Hal itu disampaikannya menanggapi rekor kasus kematian tertinggi secara harian yang terjadi di Indonesia pada Rabu (9/12/2020).
"(Tingginya) angka kematian adalah salah satu indikator akhir wabah yang memberikan gambaran bahwa situasi pengendalian pandemi suatu wilayah atau negara cenderung belum atau tidak terkendali," ujar Dicky.
"Dan juga ada masalah sangat serius dalam strategi mereka (pemerintah)," kata dia.
Sementara itu, dari sisi daerah, angka kematian yang tinggi bisa menjadi tolok ukur bahwa daerah belum mampu mengatasi Covid-19.
Salah satu penyebabnya, kata Dicky, minimnya pelaksanaan pelacakan (tracing), pemeriksaan (testing), dan perawatan (treatment).
"Ini menyebabkan tingkat kematian pun akan terus meningkat," ucap Dicky.
Dicky menjelaskan, kriteria bahwa suatu wilayah atau negara mulai terkendali pandeminya adalah jika angka kematian sudah mulai nol.
Hal yang perlu diperhatikan, adalah pencegahan kematian akibat Covid-19 tidak perlu menanti vaksin Covid-19 tersedia.
"Mencegah kematian akibat Covid-19 tidak harus menunggu vaksin Covid-19 ada.

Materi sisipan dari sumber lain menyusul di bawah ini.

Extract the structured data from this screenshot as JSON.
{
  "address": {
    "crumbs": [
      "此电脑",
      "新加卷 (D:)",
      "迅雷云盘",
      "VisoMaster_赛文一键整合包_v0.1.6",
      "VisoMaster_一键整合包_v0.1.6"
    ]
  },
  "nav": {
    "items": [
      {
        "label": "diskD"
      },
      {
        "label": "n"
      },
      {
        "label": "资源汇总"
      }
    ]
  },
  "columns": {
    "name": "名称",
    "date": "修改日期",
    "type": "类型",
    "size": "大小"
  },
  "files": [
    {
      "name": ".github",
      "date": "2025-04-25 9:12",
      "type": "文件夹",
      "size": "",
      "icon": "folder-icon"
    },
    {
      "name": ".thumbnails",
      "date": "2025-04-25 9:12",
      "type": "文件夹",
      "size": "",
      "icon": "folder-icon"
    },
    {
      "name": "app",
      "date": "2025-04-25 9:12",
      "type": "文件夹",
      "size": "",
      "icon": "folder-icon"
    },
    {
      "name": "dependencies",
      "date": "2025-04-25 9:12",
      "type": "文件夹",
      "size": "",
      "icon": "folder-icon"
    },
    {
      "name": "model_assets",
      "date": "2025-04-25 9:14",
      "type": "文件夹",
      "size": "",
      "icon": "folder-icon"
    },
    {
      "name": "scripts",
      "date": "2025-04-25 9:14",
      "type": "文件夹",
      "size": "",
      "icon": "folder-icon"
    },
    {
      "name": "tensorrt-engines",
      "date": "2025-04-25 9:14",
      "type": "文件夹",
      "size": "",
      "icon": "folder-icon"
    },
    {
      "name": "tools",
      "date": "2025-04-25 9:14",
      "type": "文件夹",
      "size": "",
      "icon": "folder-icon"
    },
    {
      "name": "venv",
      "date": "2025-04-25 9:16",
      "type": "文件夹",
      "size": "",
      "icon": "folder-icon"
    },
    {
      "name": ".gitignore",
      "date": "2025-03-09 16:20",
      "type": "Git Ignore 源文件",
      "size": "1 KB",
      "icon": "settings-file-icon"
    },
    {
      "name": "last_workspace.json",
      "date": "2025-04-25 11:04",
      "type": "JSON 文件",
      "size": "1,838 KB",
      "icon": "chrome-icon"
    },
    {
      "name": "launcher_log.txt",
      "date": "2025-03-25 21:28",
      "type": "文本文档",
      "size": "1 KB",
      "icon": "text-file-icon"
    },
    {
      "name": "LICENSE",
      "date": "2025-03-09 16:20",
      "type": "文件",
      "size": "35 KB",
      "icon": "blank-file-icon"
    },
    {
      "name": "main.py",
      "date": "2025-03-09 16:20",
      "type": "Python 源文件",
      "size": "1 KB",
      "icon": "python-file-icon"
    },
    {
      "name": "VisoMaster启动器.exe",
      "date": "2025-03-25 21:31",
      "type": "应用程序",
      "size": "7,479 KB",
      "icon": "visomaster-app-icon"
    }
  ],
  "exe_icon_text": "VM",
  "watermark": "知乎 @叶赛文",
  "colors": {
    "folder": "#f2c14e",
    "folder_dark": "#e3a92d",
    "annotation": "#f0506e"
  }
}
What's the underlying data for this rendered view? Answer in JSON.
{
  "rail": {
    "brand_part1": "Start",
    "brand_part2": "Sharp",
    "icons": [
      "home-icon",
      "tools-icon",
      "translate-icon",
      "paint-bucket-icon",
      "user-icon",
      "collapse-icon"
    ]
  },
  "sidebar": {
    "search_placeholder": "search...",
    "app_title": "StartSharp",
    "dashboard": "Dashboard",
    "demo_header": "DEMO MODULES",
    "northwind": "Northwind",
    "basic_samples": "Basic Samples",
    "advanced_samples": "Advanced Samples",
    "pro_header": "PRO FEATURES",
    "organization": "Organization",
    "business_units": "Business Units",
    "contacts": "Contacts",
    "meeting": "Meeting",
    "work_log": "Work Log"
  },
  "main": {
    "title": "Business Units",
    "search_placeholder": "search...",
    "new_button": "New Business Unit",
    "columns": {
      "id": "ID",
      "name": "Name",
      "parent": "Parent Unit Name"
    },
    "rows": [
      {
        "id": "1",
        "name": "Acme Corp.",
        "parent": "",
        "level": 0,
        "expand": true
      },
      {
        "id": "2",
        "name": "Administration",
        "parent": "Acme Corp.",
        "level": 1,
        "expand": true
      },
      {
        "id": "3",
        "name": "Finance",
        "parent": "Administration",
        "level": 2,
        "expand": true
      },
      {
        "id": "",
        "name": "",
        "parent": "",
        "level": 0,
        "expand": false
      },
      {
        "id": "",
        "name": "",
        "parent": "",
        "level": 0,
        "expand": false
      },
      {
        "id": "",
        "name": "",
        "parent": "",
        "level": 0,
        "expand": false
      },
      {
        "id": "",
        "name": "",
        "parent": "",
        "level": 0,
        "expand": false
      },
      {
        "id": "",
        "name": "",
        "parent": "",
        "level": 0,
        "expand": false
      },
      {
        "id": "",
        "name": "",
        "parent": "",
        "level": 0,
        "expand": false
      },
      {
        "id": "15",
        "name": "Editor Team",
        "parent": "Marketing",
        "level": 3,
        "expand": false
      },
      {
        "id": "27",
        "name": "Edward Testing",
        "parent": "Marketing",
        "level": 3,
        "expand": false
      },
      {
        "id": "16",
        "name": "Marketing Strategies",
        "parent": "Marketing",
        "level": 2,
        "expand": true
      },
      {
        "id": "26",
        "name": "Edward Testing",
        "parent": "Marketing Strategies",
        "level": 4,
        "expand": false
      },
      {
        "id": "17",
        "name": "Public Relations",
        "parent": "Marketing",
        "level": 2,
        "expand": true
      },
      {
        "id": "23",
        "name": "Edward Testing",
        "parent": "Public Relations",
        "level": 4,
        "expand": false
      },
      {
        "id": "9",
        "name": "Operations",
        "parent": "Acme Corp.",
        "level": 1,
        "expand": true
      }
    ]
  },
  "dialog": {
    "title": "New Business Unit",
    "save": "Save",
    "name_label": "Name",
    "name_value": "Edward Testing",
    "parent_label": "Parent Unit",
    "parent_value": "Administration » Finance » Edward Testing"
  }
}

Negara-negara yang berhasil mengendalikan pandemi telah sejak awal menerapkan 3T yang masif dan kosisten," ucap Dicky.
"Kegagalan dalam melakukan upaya 3T akan menyebabkan semakin banyak korban sakit dan kematian," tuturnya.
Sebelumnya, pada Rabu (9/12/2020), jumlah pasien Covid-19 yang meninggal dunia di Indonesia mencatatkan jumlah tertinggi, yakni mencapai 171 orang dalam satu hari.
Hal itu berdasarkan data terbaru yang dikeluarkan Satuan Tugas Penanganan Covid-19 hingga pukul 12.00 WIB.
Jumlah tersebut merupakan rekor tertinggi pasien Covid-19 yang meninggal dunia sejak pertama kali pandemi muncul di Tanah Air pada 2 Maret 2020.